Dynamic pricing set to expand in Illinois
Scaling up real-time pricing approved by regulators
Two dynamic pricing programs involving 22,000 customers in Commonwealth Edison's and Ameren Illinois' service territories are set to expand as the two utilities roll out advanced metering infrastructure (AMI).
The Ameren program has been branded as "Power Smart Pricing," which provides day-ahead prices for residential electricity including alerts via text, voicemail and email, with information also available by phone and online. The cost is $2.25 per month. (Here is an FAQ on the program.) The ComEd program is the Residential Real-Time Pricing (RRTP), which provides real-time hourly prices for residential electricity and also includes alerts and phone and online price information. The cost is $0.39 per month. (Here is an FAQ for the ComEd program.)
The Illinois Commerce Commission (ICC) just gave its blessing to the expanded program, which essentially signifies that dynamic pricing enables customer options, consumers can save energy and, thus, energy-related costs and meters have a role in this scenario.
On average, those 22,000 opt-in customers saved 25 percent on the electric supply portion of their bills or about 15 percent on their overall bill, I'm told by Anne Evens, CEO of CNT Energy, a nonprofit which is administering the pricing project.
(CNT Energy is a nonprofit group dedicated to energy conservation and is an affiliate of the Center for Neighborhood Technology, established in 1978. The Center created the Community Energy Cooperative in 2000 to allow the latter to develop a local, feeder-level focus on electric reliability issues. The Cooperative was renamed CNT Energy in 2007.)
CNT Energy has administered the Ameren Illinois Power Smart Pricing program since 2007 and has co-administered ComEd's RRTP program with Comverge, Inc., since 2007.
The ICC determined that its criteria for maintaining and expanding the ComEd project had been met.
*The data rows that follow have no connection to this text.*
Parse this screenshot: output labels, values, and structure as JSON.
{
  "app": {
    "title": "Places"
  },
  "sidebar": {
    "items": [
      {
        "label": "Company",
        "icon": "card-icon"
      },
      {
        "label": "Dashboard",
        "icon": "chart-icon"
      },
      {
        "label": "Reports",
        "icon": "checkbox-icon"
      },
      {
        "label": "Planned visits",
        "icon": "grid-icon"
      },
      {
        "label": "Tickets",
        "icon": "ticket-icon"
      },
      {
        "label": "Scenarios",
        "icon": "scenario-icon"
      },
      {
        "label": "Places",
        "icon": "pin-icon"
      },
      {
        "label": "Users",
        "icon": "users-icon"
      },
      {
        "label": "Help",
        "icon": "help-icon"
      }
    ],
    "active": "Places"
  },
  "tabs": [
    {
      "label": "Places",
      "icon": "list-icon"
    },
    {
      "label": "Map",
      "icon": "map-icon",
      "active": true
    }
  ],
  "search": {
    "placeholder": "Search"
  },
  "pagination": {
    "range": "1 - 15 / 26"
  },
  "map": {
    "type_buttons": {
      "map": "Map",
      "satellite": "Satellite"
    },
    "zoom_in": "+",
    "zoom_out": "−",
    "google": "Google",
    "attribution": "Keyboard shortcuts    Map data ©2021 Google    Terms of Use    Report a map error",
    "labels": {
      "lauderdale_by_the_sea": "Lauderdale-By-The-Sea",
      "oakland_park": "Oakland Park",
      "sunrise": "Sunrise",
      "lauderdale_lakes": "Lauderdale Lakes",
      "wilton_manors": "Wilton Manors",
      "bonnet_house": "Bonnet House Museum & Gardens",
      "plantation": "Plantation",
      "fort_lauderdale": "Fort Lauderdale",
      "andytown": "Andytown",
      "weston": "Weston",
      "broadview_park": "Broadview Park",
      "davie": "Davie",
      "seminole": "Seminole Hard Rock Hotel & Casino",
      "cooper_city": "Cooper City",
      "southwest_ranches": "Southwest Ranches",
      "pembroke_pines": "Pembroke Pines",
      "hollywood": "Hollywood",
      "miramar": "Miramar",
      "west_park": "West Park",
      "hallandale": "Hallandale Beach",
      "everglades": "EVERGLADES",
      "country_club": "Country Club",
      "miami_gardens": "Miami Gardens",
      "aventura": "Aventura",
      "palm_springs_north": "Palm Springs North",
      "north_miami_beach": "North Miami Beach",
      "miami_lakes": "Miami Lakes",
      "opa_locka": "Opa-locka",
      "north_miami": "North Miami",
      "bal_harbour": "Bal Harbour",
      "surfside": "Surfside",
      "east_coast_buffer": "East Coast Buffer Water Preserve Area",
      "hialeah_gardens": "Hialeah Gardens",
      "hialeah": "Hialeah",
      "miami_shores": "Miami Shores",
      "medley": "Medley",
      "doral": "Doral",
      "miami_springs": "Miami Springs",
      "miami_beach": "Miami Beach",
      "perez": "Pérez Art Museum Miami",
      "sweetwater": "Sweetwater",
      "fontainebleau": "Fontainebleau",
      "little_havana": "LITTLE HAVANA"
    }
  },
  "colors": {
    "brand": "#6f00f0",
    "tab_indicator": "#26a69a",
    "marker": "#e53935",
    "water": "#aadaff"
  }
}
Those criteria included whether the net benefits to customers exceeded the costs incurred by ComEd, an assessment of direct and indirect benefits to participating customers and society at large, and the associated cost of marketing and education.
According to a third-party assessment by Navigant Consulting, Inc., "during the first three years of the program, the estimated net benefits to residential customers were negative. [A ComEd representative] testified that this was largely due to the investment needed to develop the processes and information technology systems required to commence the program, and the cost of recruiting new customers into the program."
The impact of fixed start-up costs diminished after two years, however, "when net benefits increased as more customers enrolled in the program, resulting in positive net benefits in 2010," the Navigant report stated.
Customer savings came in two categories, according to Evens. One was a drop in overall energy use over the monthly billing cycle and the other was a drop in peak use. The outcomes included the customer savings on their bill, a high rate of customer satisfaction and a change in customer behavior that can benefit the utility. She also noted that changes in customer behavior persisted over the course of the four-year study. (CNT Energy and Navigant looked at results in the 2007-2010 timeframe.)
All this is being accomplished by actively engaged customers without using automation, Evens pointed out.
"We're developing a measure of how responsive to price customers are," Evens told me. "The goal is behavior change. We believe you have to engage customers if you want behavior change. We provide tips on how to do that. Some customers in the program are adopting pre-cooling strategies. Some are changing the hours in which they charge their electric vehicle.
"And most are not using technology like automation," she added. "Most get a general education on price patterns and how they can shift aspects of their lifestyle to off-peak periods."
That said, CNT Energy has tested a "Price Light," which provides a color-coded signal when prices spike. Though the project also is testing programmable thermostats, in-home displays and other approaches aimed primarily at a household's breadwinner, the Price Light appeared to be effective at engaging the entire household, Evens said.
The demographics of project participants so far have been skewed toward older families with 2.4 residents to a household, according to Evens. Typically, someone is home most of the day, thus participating households had the ability to take steps in real time without automation, such as pre-cooling a house and turning up the thermostat a few degrees during peak hours when electricity prices are high.
As for the original driver of improving local, feeder-based reliability, Evens pointed out that the 22,000 customers in the Power Smart Pricing program are geographically scattered across Illinois, thus reliability impacts have to be modeled. When ComEd and Ameren Illinois begin their AMI rollouts, CNT Energy will apply the dynamic pricing program to neighborhoods in the wake of interval meter installations, which will allow direct measurement of any impacts on grid reliability.
Naturally, CNT Energy has received a lot of interest in its program, including from the city of Philadelphia, the state of Connecticut and the province of Ontario.
We may revisit the ICC order giving the program a green light to continue, as it spells out costs and benefits and details that may be pertinent to other utilities and jurisdictions.